[QUOTE="Dracargen"][QUOTE="RationalAtheist"] [QUOTE="Dracargen"]
HEre's a better analogy:
You raise a son. He becomes a murderer.
Should you go to jail for his crime?
RationalAtheist
That depends onthe age of criminal responsibility. In the UK, if he is under 12, the parents would be prosecuted.
Well, Adam and Eve were 930, so I think the UK will let God off on this one.
In humans, sons are independent of their parents and parents have no responsibility over the actions of their offspring.
DING DING DING!! You seem to have gotten the answer, though I anticipate a "But" somewhere up ahead. . .
It's also true that crimial behaviour is learned, so in many cases, parents do have some responsibility in the crimes of their children.
Criminal behavior is learned, but not necessarily from their parents. ;) You learn more about criminal behavior from school and the news than your parents, in normal cases.
930? Really? I'd fail to see how anyone could suggest a human could survive that long.
What has that to do with responsibility? It's not God that's responsible, nor the parents, but the people who commit crime that are responsible for their own actions.
On what study do you base this assumption? In the UK, criminality often tends to run in families.
The point is, they were above the age of twelve.
People are responsible for their own actions? Then by what logic do you reach the conclusion that God is responsible for the actions of humans, who could be considered His children?
http://www.apa.org/ppo/issues/pcornell.html
Motive. The motives are not new, they are familiar to anyone who remembers their teenage years. These are young people who are outcasts from their peers. Often they are victims of bullying and teasing. They join rebellious cliques that are attracted to counter-cultural ideas, whether they are beatniks, hippies, or goths. Within these counter-cultural groups some youth are especially vulnerable -- more angry, alienated, and depressed than their peers, and more susceptible to friends who encourage them to act out or take revenge. In case after case I have seen youth who discussed the possibility of murder with their families and were advised to go ahead and do it.

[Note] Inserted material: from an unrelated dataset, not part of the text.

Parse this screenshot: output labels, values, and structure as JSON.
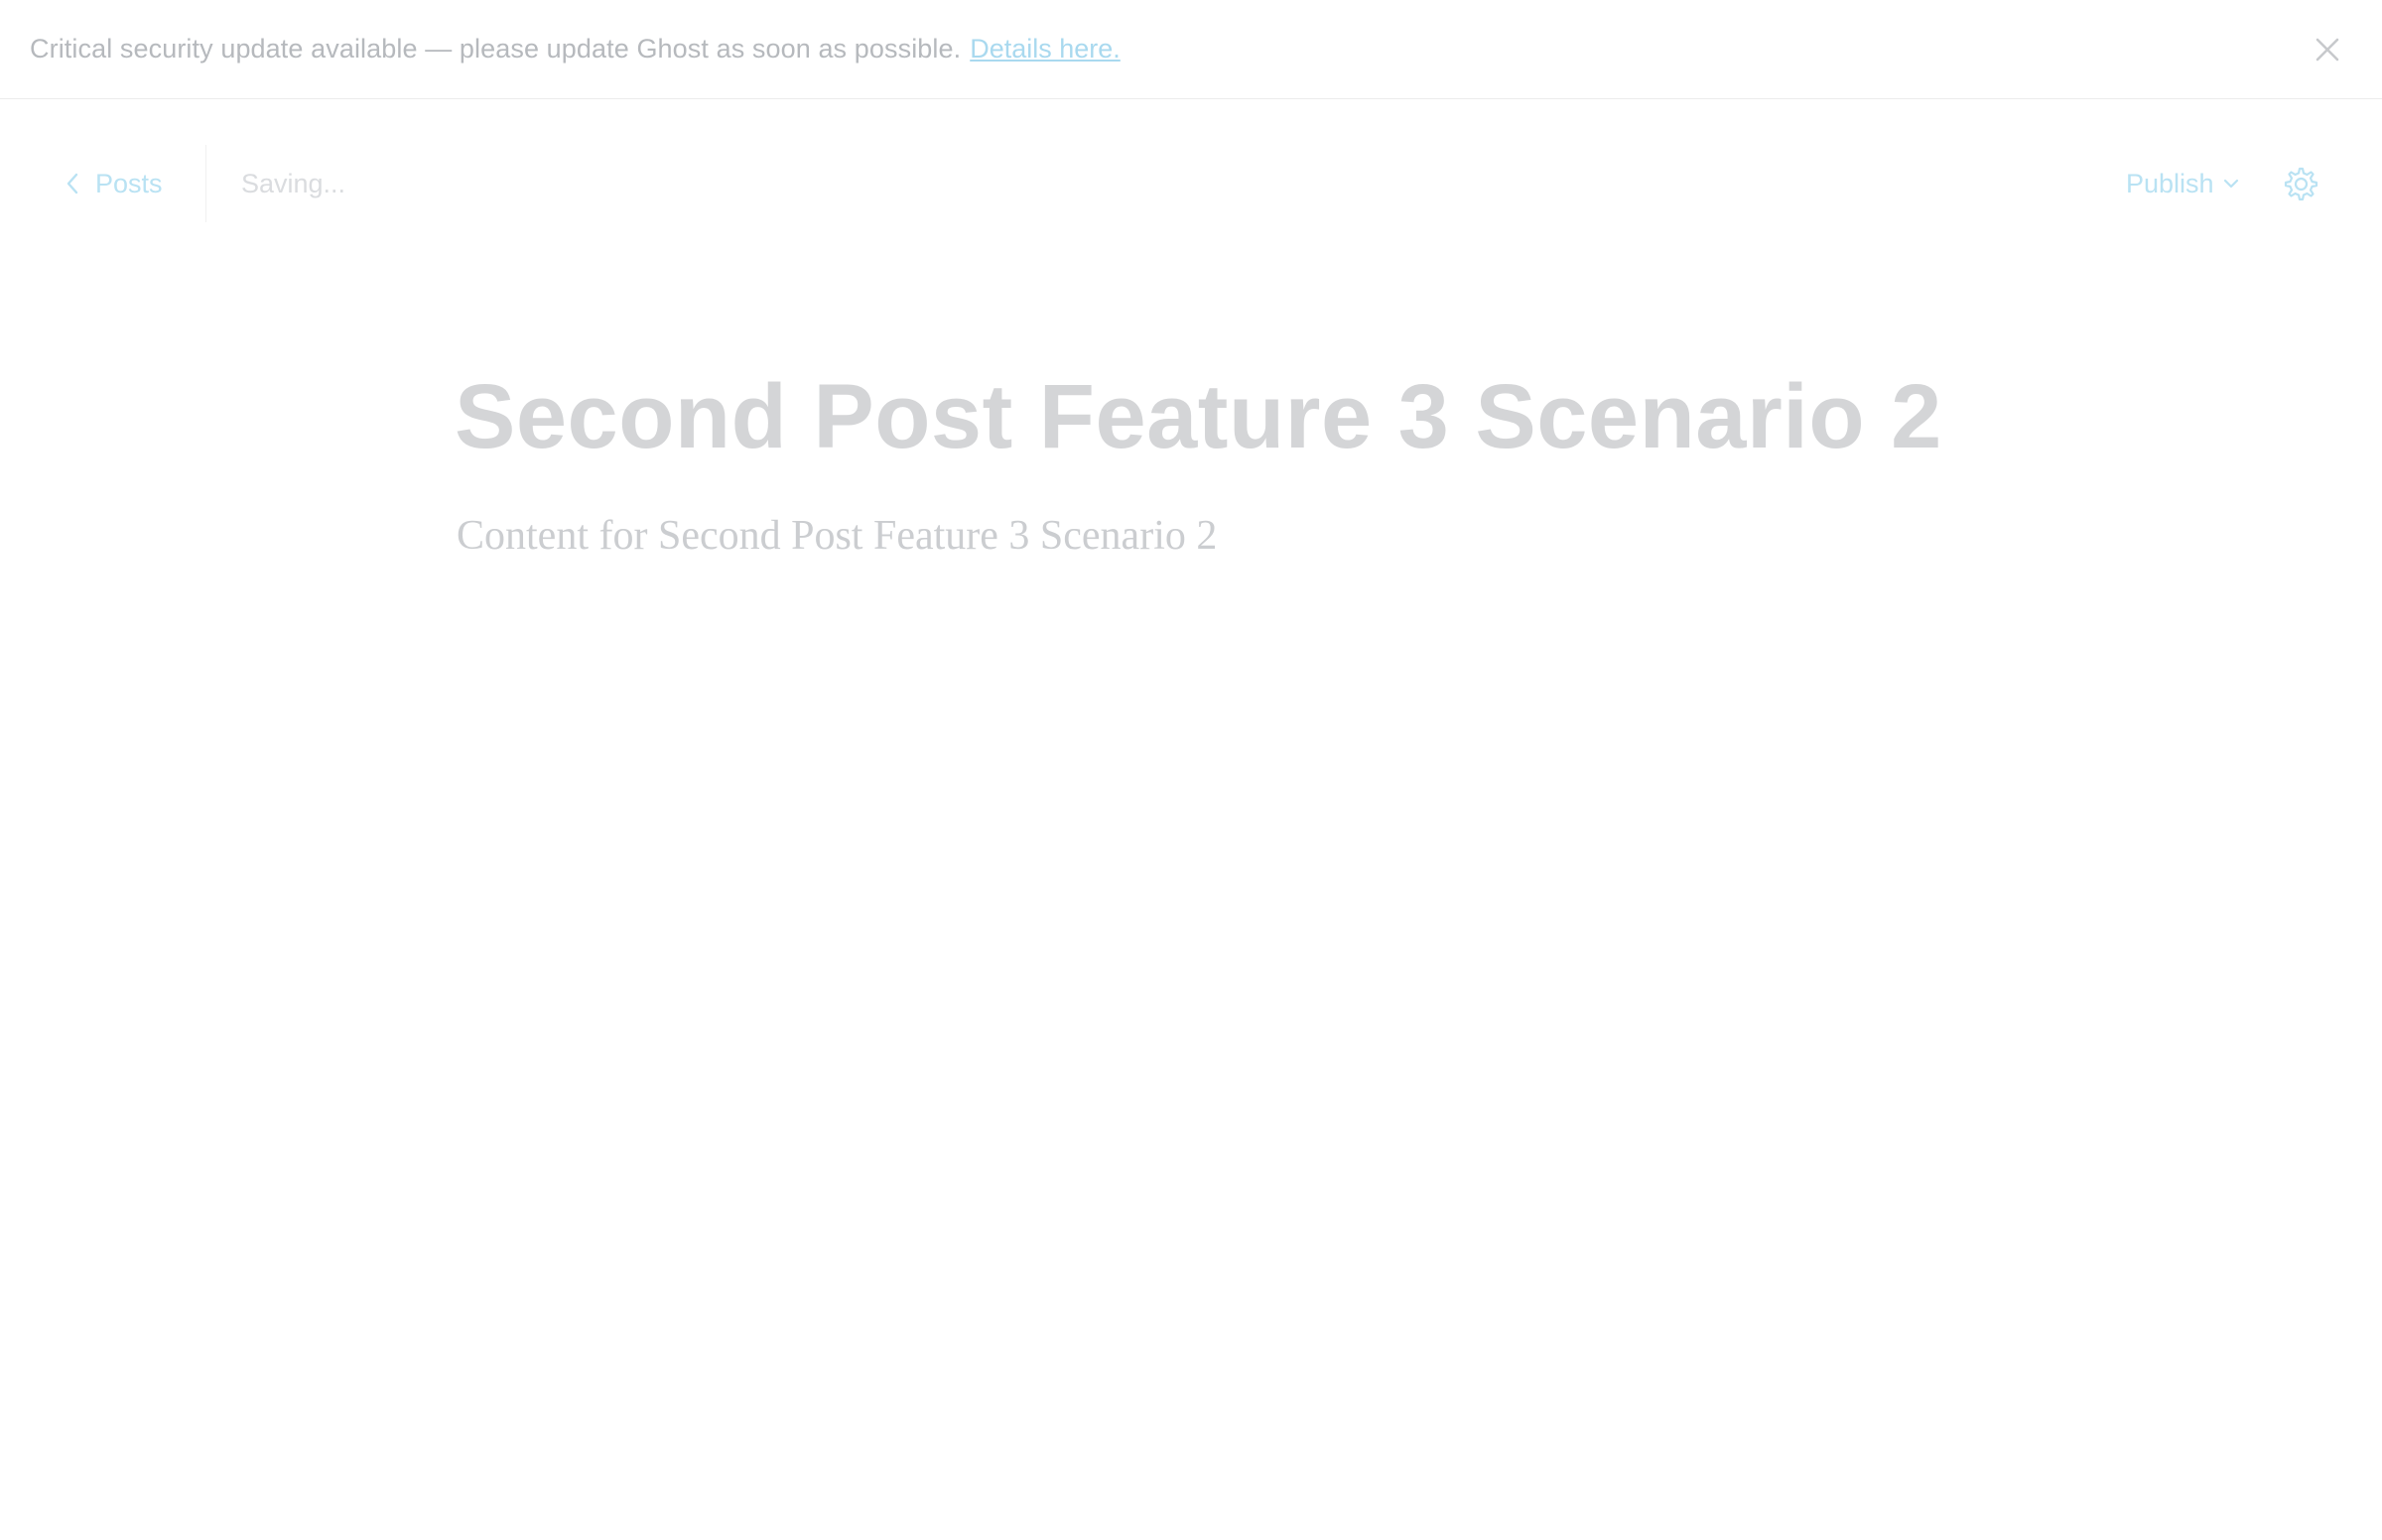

Method. Even more disturbing is the horrific method of these murders. To charge into a building and try to kill as many people as possible is an enactment of video violence. This is the kind of violence you see in the movies and play on video games. Children of today live in a social environment where violence is a primary form of entertainment, and they are exposed to values and ideas which reinforce and glorify violence. In case after case I have observed just how easily the lessons of well-meaning and capable parents are overpowered by the compelling and pervasive messages of violence in our modern video culture. We protect adults from consumer fraud and deceptive advertising better than we protect our children from these salesmen of hate and violence. As a society, we must be more concerned about the daily does of extreme violence administered to our children through television, video games, music, and the internet. Repeated exposure to messages of violence and hatred over time desensitize many young people, distort their perceptions of personal safety, and erode inhibitions against harming others.
Scientific studies provide overwhelming evidence that television violence encourages aggressive behavior and has a long-term effect on children (see reviews in Berkowitz, 1993; Donnerstein, Slaby, & Eron, 1995; Hughes & Hasbrouck, 1996). Yet the entertainment industry cannot accept these findings any more than tobacco industry could accept that cigarette smoking results in cancer. Concern over our children is cunningly transformed into a debate over constitutional freedom. We have trouble appreciating causal effects that are subtle, indirect, and cumulative over long periods of time. What's the harm in one video game or one cigarette?
I know you will hear representatives from the entertainment industry who simplistically point out that millions of children exposed to video violence never commit a violent act; in reply, be sure to ask them how it can that when millions are exposed to a flu virus, only a small proportion become ill, and only a handful die. The violence pervasive in our culture is like an environmental toxin; everyone is exposed to it, but only those who are most vulnerable or have the greatest exposure, are affected.
Today we have a lot of children infected with violence, but it's not a virus, it's a learned behavior. Violence is learned (Berkowitz, 1993; Perry, Perry, & Boldizar, 1990). Someone taught the kids in the Trenchcoat Mafia to admire Hitler and how to make pipebombs rather than to tolerate differences and respect others.
Means. Finally, the means to carry out these violent plans is the ready availability of firearms. Without access to guns, none of these school tragedies could have take place. Guns are a critical risk factor. When juvenile homicide tripled in this country in just ten years, all of the increase was in gun-related killing (Cornell, 1993; Snyder & Sickmund, 1995). There was no increase in juveniles stabbing or beating one another to death. Guns are not the cause of the violence, but they provide the means.
Violence does not come from just families. That's common sense here.